Here’s the truth, however: Most SSDI applicants get an initial rejection. That does not have to be the final word on the matter.
70% of applications are rejected
The Social Security Administration tracks outcomes of SSDI applications. According to the most recent data available, the administration accepted only about 30% of initial requests from applicants.
That means, yes, the SSA denies seven out of every 10 people when they first apply. The reasons for a rejection can vary, but might include income questions, a paperwork issue, incorrect personal information or the SSA not considering your disability to be long-term.

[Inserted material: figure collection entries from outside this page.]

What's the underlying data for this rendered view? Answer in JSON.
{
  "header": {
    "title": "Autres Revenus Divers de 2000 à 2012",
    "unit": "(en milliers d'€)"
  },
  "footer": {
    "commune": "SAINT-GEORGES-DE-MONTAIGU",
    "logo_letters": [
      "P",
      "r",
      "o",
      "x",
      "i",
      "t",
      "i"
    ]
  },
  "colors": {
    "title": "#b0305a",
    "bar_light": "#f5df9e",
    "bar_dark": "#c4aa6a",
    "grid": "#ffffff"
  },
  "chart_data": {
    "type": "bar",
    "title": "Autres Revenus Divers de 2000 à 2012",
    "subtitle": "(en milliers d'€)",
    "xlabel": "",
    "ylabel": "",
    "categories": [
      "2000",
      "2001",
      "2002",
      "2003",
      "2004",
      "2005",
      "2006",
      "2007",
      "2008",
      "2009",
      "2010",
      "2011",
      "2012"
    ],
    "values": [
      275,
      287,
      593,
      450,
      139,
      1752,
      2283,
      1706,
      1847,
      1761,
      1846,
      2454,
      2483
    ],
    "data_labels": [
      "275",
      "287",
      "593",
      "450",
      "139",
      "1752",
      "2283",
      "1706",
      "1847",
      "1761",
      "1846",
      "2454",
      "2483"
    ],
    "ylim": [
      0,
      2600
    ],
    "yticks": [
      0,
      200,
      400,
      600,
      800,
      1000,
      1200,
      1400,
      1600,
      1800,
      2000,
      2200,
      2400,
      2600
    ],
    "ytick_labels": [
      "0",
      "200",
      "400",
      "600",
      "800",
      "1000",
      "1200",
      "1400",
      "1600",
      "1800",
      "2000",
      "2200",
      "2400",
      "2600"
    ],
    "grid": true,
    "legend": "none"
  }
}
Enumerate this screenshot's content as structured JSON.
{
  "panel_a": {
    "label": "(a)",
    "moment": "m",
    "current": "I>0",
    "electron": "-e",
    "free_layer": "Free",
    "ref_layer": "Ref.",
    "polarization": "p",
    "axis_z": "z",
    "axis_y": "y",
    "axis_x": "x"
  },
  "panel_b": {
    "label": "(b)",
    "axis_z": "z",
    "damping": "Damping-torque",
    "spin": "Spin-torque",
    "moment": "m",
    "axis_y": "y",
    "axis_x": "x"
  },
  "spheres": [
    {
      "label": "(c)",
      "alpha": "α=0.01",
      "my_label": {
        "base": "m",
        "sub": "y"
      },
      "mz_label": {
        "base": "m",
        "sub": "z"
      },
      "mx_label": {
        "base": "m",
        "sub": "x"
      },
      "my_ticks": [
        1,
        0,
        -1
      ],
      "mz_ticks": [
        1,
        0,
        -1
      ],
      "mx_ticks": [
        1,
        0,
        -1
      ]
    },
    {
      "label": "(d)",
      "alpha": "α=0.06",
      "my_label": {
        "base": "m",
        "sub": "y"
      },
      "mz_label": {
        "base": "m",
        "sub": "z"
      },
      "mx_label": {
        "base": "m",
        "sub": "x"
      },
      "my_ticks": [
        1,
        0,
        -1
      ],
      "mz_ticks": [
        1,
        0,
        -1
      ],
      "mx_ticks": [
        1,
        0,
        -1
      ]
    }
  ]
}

Fortunately, there are ways to not only try to address these concerns, but also ask the SSA to reconsider your application altogether.
Appealing a rejection
If you are facing a rejected SSDI application, you have a few options for filing an appeal:
- Reconsideration: The SSA will look at your case again. You can also include additional evidence and information to strengthen your application.
- An administrative hearing: This is done in front of an administrative law judge. It’s a chance to make your case in-person, and could include witnesses or experts.
- The Appeals Council: You can request the Appeals Council review your case. The council may reject your request, make a decision itself, or send the case back to an administrative law judge.
If none of those avenues lead to success, you can consider filing an appeal in federal court.
While an SSDI setback is certainly frustrating, try to remember there are many ways forward. An experienced attorney may be able to help by reviewing your case and poring over the rejection, then finding ways to address potential concerns.
So no, you do not have to worry. One denial isn’t the end of your journey.